We're not confident in warning criteria snow in South Jersey. It could happen. But 2 of the "big 3" (GFS and Euro) don't support warning criteria snowfall in the warning area. The NAM is the only model and its performance has been less than stellar. But it does have a bit of support with evaporational cooling looking a bit more likely with this event which may cool the column just enough, although it is a truly borderline situation. It may end up being right but there's a lot going against a larger snowfall. But with this being just a few hours away from beginning and the slight possibility of an imminent warning criteria (4 or greater inches in Southern NJ) snowfall in Southern NJ, the National Weather Service has chosen the warning route. It is an extremely difficult call with a model spread of 0 to 10 inches in late March.
The Euro has trended significantly drier for the event with less than a half inch of precipitation in the city and less than inch at the Shore. The GFS contains greater moister than it did in prior runs. The NAM cut back a bit, but has significant precipitation and supports significant snow.
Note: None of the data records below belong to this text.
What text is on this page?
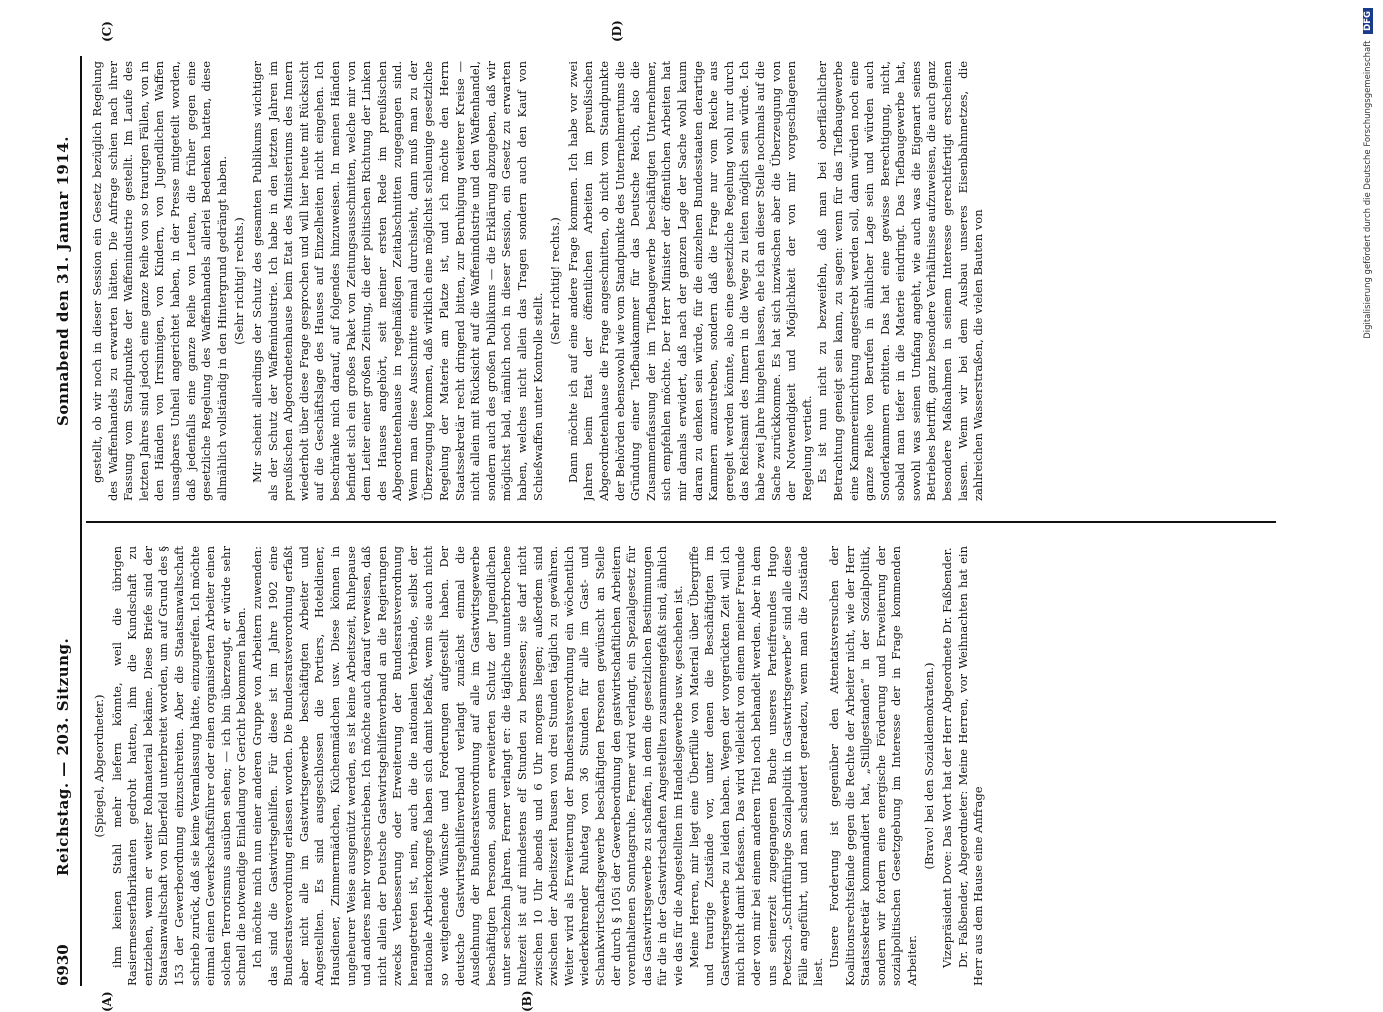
6930
Reichstag. — 203. Sitzung.
Sonnabend den 31. Januar 1914.
(A)	(B)
(C)	(D)

(Spiegel, Abgeordneter.) ihm keinen Stahl mehr liefern könnte, weil die übrigen Rasiermesserfabrikanten gedroht hatten, ihm die Kundschaft zu entziehen, wenn er weiter Rohmaterial bekäme. Diese Briefe sind der Staatsanwaltschaft von Elberfeld unterbreitet worden, um auf Grund des § 153 der Gewerbeordnung einzuschreiten. Aber die Staatsanwaltschaft schrieb zurück, daß sie keine Veranlassung hätte, einzugreifen. Ich möchte einmal einen Gewerkschaftsführer oder einen organisierten Arbeiter einen solchen Terrorismus ausüben sehen; — ich bin überzeugt, er würde sehr schnell die notwendige Einladung vor Gericht bekommen haben. Ich möchte mich nun einer anderen Gruppe von Arbeitern zuwenden: das sind die Gastwirtsgehilfen. Für diese ist im Jahre 1902 eine Bundesratsverordnung erlassen worden. Die Bundesratsverordnung erfaßt aber nicht alle im Gastwirtsgewerbe beschäftigten Arbeiter und Angestellten. Es sind ausgeschlossen die Portiers, Hoteldiener, Hausdiener, Zimmermädchen, Küchenmädchen usw. Diese können in ungeheurer Weise ausgenützt werden, es ist keine Arbeitszeit, Ruhepause und anderes mehr vorgeschrieben. Ich möchte auch darauf verweisen, daß nicht allein der Deutsche Gastwirtsgehilfenverband an die Regierungen zwecks Verbesserung oder Erweiterung der Bundesratsverordnung herangetreten ist, nein, auch die die nationalen Verbände, selbst der nationale Arbeiterkongreß haben sich damit befaßt, wenn sie auch nicht so weitgehende Wünsche und Forderungen aufgestellt haben. Der deutsche Gastwirtsgehilfenverband verlangt zunächst einmal die Ausdehnung der Bundesratsverordnung auf alle im Gastwirtsgewerbe beschäftigten Personen, sodann erweiterten Schutz der Jugendlichen unter sechzehn Jahren. Ferner verlangt er: die tägliche ununterbrochene Ruhezeit ist auf mindestens elf Stunden zu bemessen; sie darf nicht zwischen 10 Uhr abends und 6 Uhr morgens liegen; außerdem sind zwischen der Arbeitszeit Pausen von drei Stunden täglich zu gewähren. Weiter wird als Erweiterung der Bundesratsverordnung ein wöchentlich wiederkehrender Ruhetag von 36 Stunden für alle im Gast- und Schankwirtschaftsgewerbe beschäftigten Personen gewünscht an Stelle der durch § 105i der Gewerbeordnung den gastwirtschaftlichen Arbeitern vorenthaltenen Sonntagsruhe. Ferner wird verlangt, ein Spezialgesetz für das Gastwirtsgewerbe zu schaffen, in dem die gesetzlichen Bestimmungen für die in der Gastwirtschaften Angestellten zusammengefaßt sind, ähnlich wie das für die Angestellten im Handelsgewerbe usw. geschehen ist. Meine Herren, mir liegt eine Überfülle von Material über Übergriffe und traurige Zustände vor, unter denen die Beschäftigten im Gastwirtsgewerbe zu leiden haben. Wegen der vorgerückten Zeit will ich mich nicht damit befassen. Das wird vielleicht von einem meiner Freunde oder von mir bei einem anderen Titel noch behandelt werden. Aber in dem uns seinerzeit zugegangenen Buche unseres Parteifreundes Hugo Poetzsch „Schriftführige Sozialpolitik in Gastwirtsgewerbe“ sind alle diese Fälle angeführt, und man schaudert geradezu, wenn man die Zustände liest.

Unsere Forderung ist gegenüber den Attentatsversuchen der Koalitionsrechtsfeinde gegen die Rechte der Arbeiter nicht, wie der Herr Staatssekretär kommandiert hat, „Stillgestanden“ in der Sozialpolitik, sondern wir fordern eine energische Förderung und Erweiterung der sozialpolitischen Gesetzgebung im Interesse der in Frage kommenden Arbeiter.

(Bravo! bei den Sozialdemokraten.) Vizepräsident Dove: Das Wort hat der Herr Abgeordnete Dr. Faßbender. Dr. Faßbender, Abgeordneter: Meine Herren, vor Weihnachten hat ein Herr aus dem Hause eine Anfrage

gestellt, ob wir noch in dieser Session ein Gesetz bezüglich Regelung des Waffenhandels zu erwarten hätten. Die Anfrage schien nach ihrer Fassung vom Standpunkte der Waffenindustrie gestellt. Im Laufe des letzten Jahres sind jedoch eine ganze Reihe von so traurigen Fällen, von in den Händen von Irrsinnigen, von Kindern, von Jugendlichen Waffen unsagbares Unheil angerichtet haben, in der Presse mitgeteilt worden, daß jedenfalls eine ganze Reihe von Leuten, die früher gegen eine gesetzliche Regelung des Waffenhandels allerlei Bedenken hatten, diese allmählich vollständig in den Hintergrund gedrängt haben. (Sehr richtig! rechts.) Mir scheint allerdings der Schutz des gesamten Publikums wichtiger als der Schutz der Waffenindustrie. Ich habe in den letzten Jahren im preußischen Abgeordnetenhause beim Etat des Ministeriums des Innern wiederholt über diese Frage gesprochen und will hier heute mit Rücksicht auf die Geschäftslage des Hauses auf Einzelheiten nicht eingehen. Ich beschränke mich darauf, auf folgendes hinzuweisen. In meinen Händen befindet sich ein großes Paket von Zeitungsausschnitten, welche mir von dem Leiter einer großen Zeitung, die der politischen Richtung der Linken des Hauses angehört, seit meiner ersten Rede im preußischen Abgeordnetenhause in regelmäßigen Zeitabschnitten zugegangen sind. Wenn man diese Ausschnitte einmal durchsieht, dann muß man zu der Überzeugung kommen, daß wirklich eine möglichst schleunige gesetzliche Regelung der Materie am Platze ist, und ich möchte den Herrn Staatssekretär recht dringend bitten, zur Beruhigung weiterer Kreise — nicht allein mit Rücksicht auf die Waffenindustrie und den Waffenhandel, sondern auch des großen Publikums — die Erklärung abzugeben, daß wir möglichst bald, nämlich noch in dieser Session, ein Gesetz zu erwarten haben, welches nicht allein das Tragen sondern auch den Kauf von Schießwaffen unter Kontrolle stellt.

(Sehr richtig! rechts.) Dann möchte ich auf eine andere Frage kommen. Ich habe vor zwei Jahren beim Etat der öffentlichen Arbeiten im preußischen Abgeordnetenhause die Frage angeschnitten, ob nicht vom Standpunkte der Behörden ebensowohl wie vom Standpunkte des Unternehmertums die Gründung einer Tiefbaukammer für das Deutsche Reich, also die Zusammenfassung der im Tiefbaugewerbe beschäftigten Unternehmer, sich empfehlen möchte. Der Herr Minister der öffentlichen Arbeiten hat mir damals erwidert, daß nach der ganzen Lage der Sache wohl kaum daran zu denken sein würde, für die einzelnen Bundesstaaten derartige Kammern anzustreben, sondern daß die Frage nur vom Reiche aus geregelt werden könnte, also eine gesetzliche Regelung wohl nur durch das Reichsamt des Innern in die Wege zu leiten möglich sein würde. Ich habe zwei Jahre hingehen lassen, ehe ich an dieser Stelle nochmals auf die Sache zurückkomme. Es hat sich inzwischen aber die Überzeugung von der Notwendigkeit und Möglichkeit der von mir vorgeschlagenen Regelung vertieft. Es ist nun nicht zu bezweifeln, daß man bei oberflächlicher Betrachtung geneigt sein kann, zu sagen: wenn für das Tiefbaugewerbe eine Kammereinrichtung angestrebt werden soll, dann würden noch eine ganze Reihe von Berufen in ähnlicher Lage sein und würden auch Sonderkammern erbitten. Das hat eine gewisse Berechtigung, nicht, sobald man tiefer in die Materie eindringt. Das Tiefbaugewerbe hat, sowohl was seinen Umfang angeht, wie auch was die Eigenart seines Betriebes betrifft, ganz besondere Verhältnisse aufzuweisen, die auch ganz besondere Maßnahmen in seinem Interesse gerechtfertigt erscheinen lassen. Wenn wir bei dem Ausbau unseres Eisenbahnnetzes, die zahlreichen Wasserstraßen, die vielen Bauten von

Digitalisierung gefördert durch die Deutsche Forschungsgemeinschaft DFG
Given the tremendous amount of model inconsistency and the lack of agreement, any forecast that's out there has low confidence...ours included. That said, when you're expecting dynamics and banding to produce snow across the region in late March, during the day, it's not the most conducive setup. This is why our expectations lean towards the wetter vs. snowier guidance, at least for now. We will of course follow the 00z suite closely although we are nearing the nowcast point.
Could a significant snowfall happen? Yes, it is possible. But for now it's a clear outlier solution (meaning unlikely compared to most projections). Everything has to come together perfectly and in the past, modeling inconsistency less than 24 hours out typically is not a good sign for the big snow outcome to play out, especially when modeling outcomes are as different as they are and you have large forecast ranges. The last three times we were down this road the lesser amounts won out or we were even too high. If this storm tracks far enough north and can really cause intense rates of precipitation, than heavy wet snow may win out. But even if it is wet snow, can it pile up on trees and grassy surfaces? Well surface temperatures would have to be in the 33-36 range. Anything higher and it is unlikely to be anything of significance.
No doubt a storm where our hair will be turning gray! A huge bust potential and the high possibility of a few surprises.